洪水時の避難指示、自治体の4割近く「基準なし」 関東1都6県
関東1都6県の市区町村の4割近くが、洪水などの大規模水害のおそれがあるときに首長が出す避難指示について明確な発令基準を定めていないことが12日、国の中央防災会議の調査で分かった。利根川や荒川のはんらんによる水害が想定される市区町村だけをみても約3割に明確な基準がなかった。
同会議は2005年にまとめたガイドラインで、河川の水位や堤防の崩れ具合など、具体的な発令基準を示し、自治体ごとに基準を早急に策定するよう求めている。同会議は「実際の水害時に混乱を生じる」と警告している。
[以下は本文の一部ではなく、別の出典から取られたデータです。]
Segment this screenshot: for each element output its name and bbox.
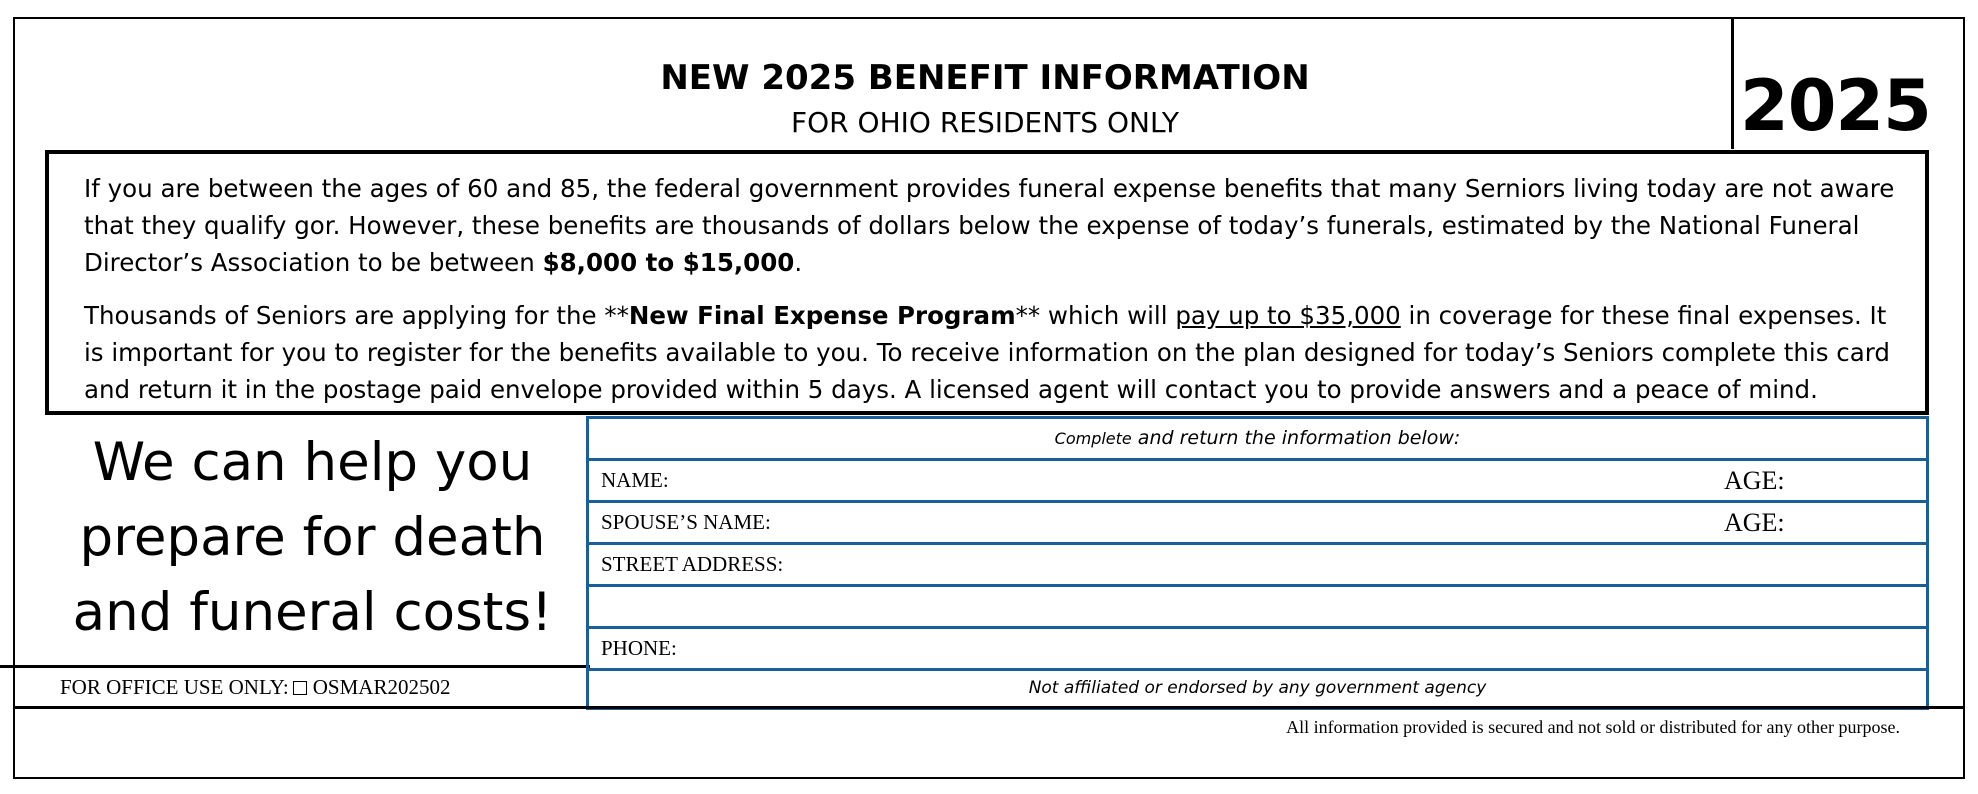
spouse-name-label: SPOUSE’S NAME:: [601, 510, 771, 534]
spouse-name-field[interactable]: [589, 503, 1926, 545]
left-divider-line: [0, 665, 590, 668]
promo-line-3: and funeral costs!: [72, 582, 553, 643]
year-divider: [1731, 17, 1734, 149]
info-paragraph-1: [84, 170, 1895, 281]
age-label: AGE:: [1724, 466, 1785, 495]
form-heading: [589, 419, 1926, 461]
info-p1-cost-range: $8,000 to $15,000: [542, 248, 795, 277]
info-p2-coverage-amount: pay up to $35,000: [1175, 301, 1401, 330]
form-heading-rest: and return the information below:: [1131, 427, 1461, 449]
name-label: NAME:: [601, 468, 669, 492]
promo-line-2: prepare for death: [79, 507, 546, 568]
promo-message: [50, 425, 575, 650]
page-title: NEW 2025 BENEFIT INFORMATION: [660, 58, 1310, 98]
street-address-field[interactable]: [589, 545, 1926, 587]
phone-field[interactable]: [589, 629, 1926, 671]
info-p2-text-2: ** which will: [1015, 301, 1176, 330]
form-disclaimer: Not affiliated or endorsed by any government agency: [1028, 678, 1487, 698]
info-p1-end: .: [794, 248, 803, 277]
office-use-block: [60, 672, 580, 702]
address-line-2-field[interactable]: [589, 587, 1926, 629]
name-field[interactable]: [589, 461, 1926, 503]
phone-label: PHONE:: [601, 636, 677, 660]
info-paragraph-2: [84, 297, 1895, 408]
benefit-info-box: [45, 150, 1929, 415]
street-address-label: STREET ADDRESS:: [601, 552, 784, 576]
year-badge: 2025: [1740, 65, 1931, 147]
office-checkbox[interactable]: [293, 681, 307, 695]
office-code: OSMAR202502: [312, 675, 451, 699]
office-use-label: FOR OFFICE USE ONLY:: [60, 675, 289, 699]
info-p2-program-name: New Final Expense Program: [628, 301, 1016, 330]
form-heading-small: Complete: [1054, 429, 1132, 448]
page-subtitle: FOR OHIO RESIDENTS ONLY: [791, 106, 1179, 139]
info-p2-text-3: in coverage for these final expenses. It is important for you to register for the benefits available to you. To receive information on the plan designed for today’s Seniors complete this card and return it in the postage paid envelope provided within 5 days. A licensed agent will contact you to provide answers and a peace of mind.: [84, 301, 1890, 404]
info-p1-text: If you are between the ages of 60 and 85, the federal government provides funeral expense benefits that many Serniors living today are not aware that they qualify gor. However, these benefits are thousands of dollars below the expense of today’s funerals, estimated by the National Funeral Director’s Association to be between: [84, 174, 1895, 277]
bottom-divider-line: [13, 706, 1965, 709]
promo-line-1: We can help you: [92, 432, 533, 493]
response-form: [586, 416, 1929, 710]
info-p2-text-1: Thousands of Seniors are applying for the **: [84, 301, 629, 330]
security-note: All information provided is secured and not sold or distributed for any other purpose.: [1286, 717, 1900, 737]
spouse-age-label: AGE:: [1724, 508, 1785, 537]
調査は今年1―2月に実施。東京、神奈川、千葉、埼玉、群馬、茨城、栃木の全市区町村(334)に水害対策を尋ねた。
避難指示の発令基準を明確に定めていない自治体は約39%。利根川や荒川の洪水で被害が出るとみられる156自治体に限ると、52自治体が「基準はない」と回答した。
(日経 11/12)
◆水害:44自治体、本部への浸水対策実施せず 関東7都県
中央防災会議の「大規模水害対策に関する専門調査会」は12日、関東地方1都6県の全市区町村を対象に行った水害対策の調査結果を公表した。災害対策本部を設置する役所本庁舎などに浸水する危険性がある91自治体のうち、44自治体は浸水対策を実施していないことが判明。避難所に浸水する危険性の有無を把握していない自治体もあり、水害への備えが不十分な実態が浮かんだ。
調査は今年1~2月、東京、茨城、栃木、群馬、埼玉、千葉、神奈川の334市区町村を対象に実施。水害対策の現状を尋ねた。
その結果、災害対策本部に浸水の危険性がある91自治体のうち、47自治体は浸水対策をしていた。だが、31自治体は土のうのみで、内閣府は「床上浸水以上になった場合には不十分」と指摘する。非常用発電装置など「重要設備」の浸水対策を実施しているのは25自治体にとどまった。
全自治体のうち57自治体が広域避難を必要とする事態の発生を想定しているが、31自治体には他の自治体への広域避難計画がなかった。計画のある26自治体でも、避難者の受け入れ施設を他自治体に指定してもらっているのは7自治体にすぎず、具体的な避難誘導の手順を記載したマニュアルを用意している自治体はなかった。
一方、利根川や荒川のはんらんによる浸水想定区域がある156自治体のうち、45自治体には避難勧告の明確な基準がない。判断基準があっても、客観的数値を定めているのは34自治体だった。
156自治体のうち26自治体は、浸水する危険性がある避難所を把握していなかった。把握している自治体でも、避難所が浸水した場合、浸水していない上層階を利用するのが68自治体に上り、内閣府は「上層階に逃げると孤立してしまう恐れがある」と指摘している。
対策が進まない原因について、内閣府は「財政面の問題や意識の問題が背景にあるのでは」と分析。調査会は今後、アンケート結果を踏まえて対策を検討し、報告書にまとめて各自治体に周知する。